9. En dernier lieu, le requérant ne peut utilement soutenir qu’il présenterait des garanties de représentation à l’appui de la contestation de la mesure de maintien en rétention dès lors qu’il résulte des dispositions précitées de l’article L. 754-3 du code de l’entrée et du séjour des étrangers et du droit d’asile que le maintien en rétention administrative n’est pas conditionné par l’absence de garanties de représentation suffisantes mais est prononcé lorsque l’étranger placé en rétention administrative présente une demande d’asile dans le seul but de faire échec à une mesure d’éloignement. Par suite, ce moyen doit être écarté comme inopérant.

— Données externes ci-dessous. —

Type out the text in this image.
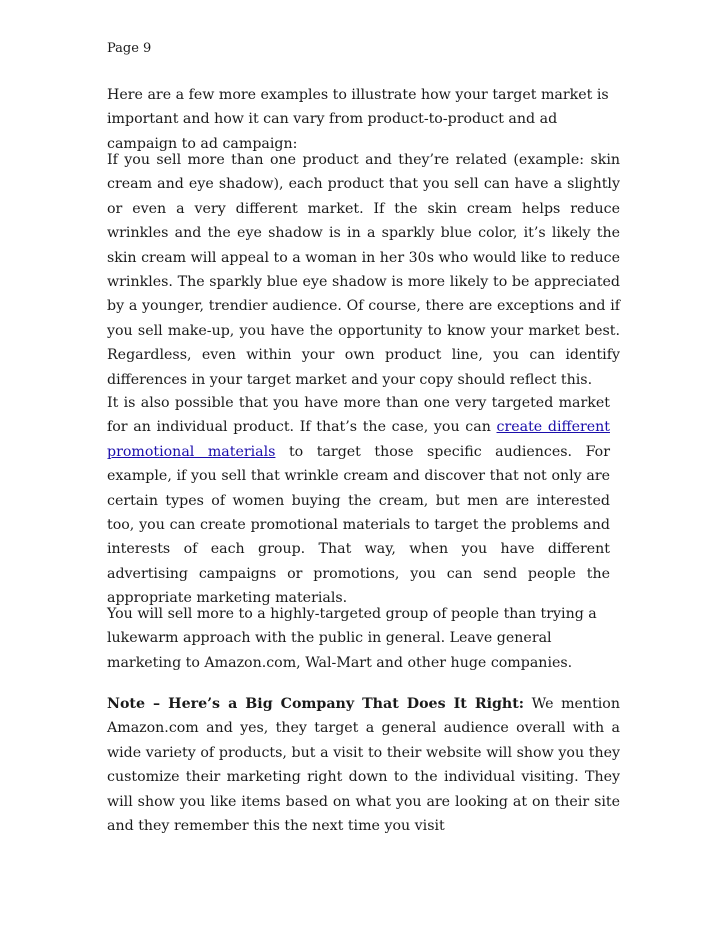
Page 9

Here are a few more examples to illustrate how your target market is important and how it can vary from product-to-product and ad campaign to ad campaign:

If you sell more than one product and they’re related (example: skin cream and eye shadow), each product that you sell can have a slightly or even a very different market. If the skin cream helps reduce wrinkles and the eye shadow is in a sparkly blue color, it’s likely the skin cream will appeal to a woman in her 30s who would like to reduce wrinkles. The sparkly blue eye shadow is more likely to be appreciated by a younger, trendier audience. Of course, there are exceptions and if you sell make-up, you have the opportunity to know your market best. Regardless, even within your own product line, you can identify differences in your target market and your copy should reflect this.

It is also possible that you have more than one very targeted market for an individual product. If that’s the case, you can create different promotional materials to target those specific audiences. For example, if you sell that wrinkle cream and discover that not only are certain types of women buying the cream, but men are interested too, you can create promotional materials to target the problems and interests of each group. That way, when you have different advertising campaigns or promotions, you can send people the appropriate marketing materials.

You will sell more to a highly-targeted group of people than trying a lukewarm approach with the public in general. Leave general marketing to Amazon.com, Wal-Mart and other huge companies.

Note – Here’s a Big Company That Does It Right: We mention Amazon.com and yes, they target a general audience overall with a wide variety of products, but a visit to their website will show you they customize their marketing right down to the individual visiting. They will show you like items based on what you are looking at on their site and they remember this the next time you visit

10. Il résulte de tout ce qui précède que les conclusions à fin d’annulation présentées par M. A doivent être rejetées. Il en va de même, par voie de conséquence, des conclusions aux fins d’injonction à lui délivrer une attestation de demande d’asile et des conclusions tendant à l’application des dispositions de l’article L. 761-1 du code de justice administrative et de l’article 37 de la loi du 10 juillet 1991 alors au demeurant que le requérant n’a pas sollicité l’aide juridictionnelle.
D E C I D E :
Article 1er :La requête de M. A est rejetée.
Article 2 : Le présent jugement sera notifié à M. B A et au préfet de l’Aube.
Rendu public par mise à disposition au greffe le 10 juin 2025.
La magistrate désignée,
G. GrandjeanLa greffière,
M. C
La République mande et ordonne au préfet de l’Aube en ce qui le concerne ou à tous commissaires de justice à ce requis en ce qui concerne les voies de droit commun contre les parties privées, de pourvoir à l’exécution de la présente décision.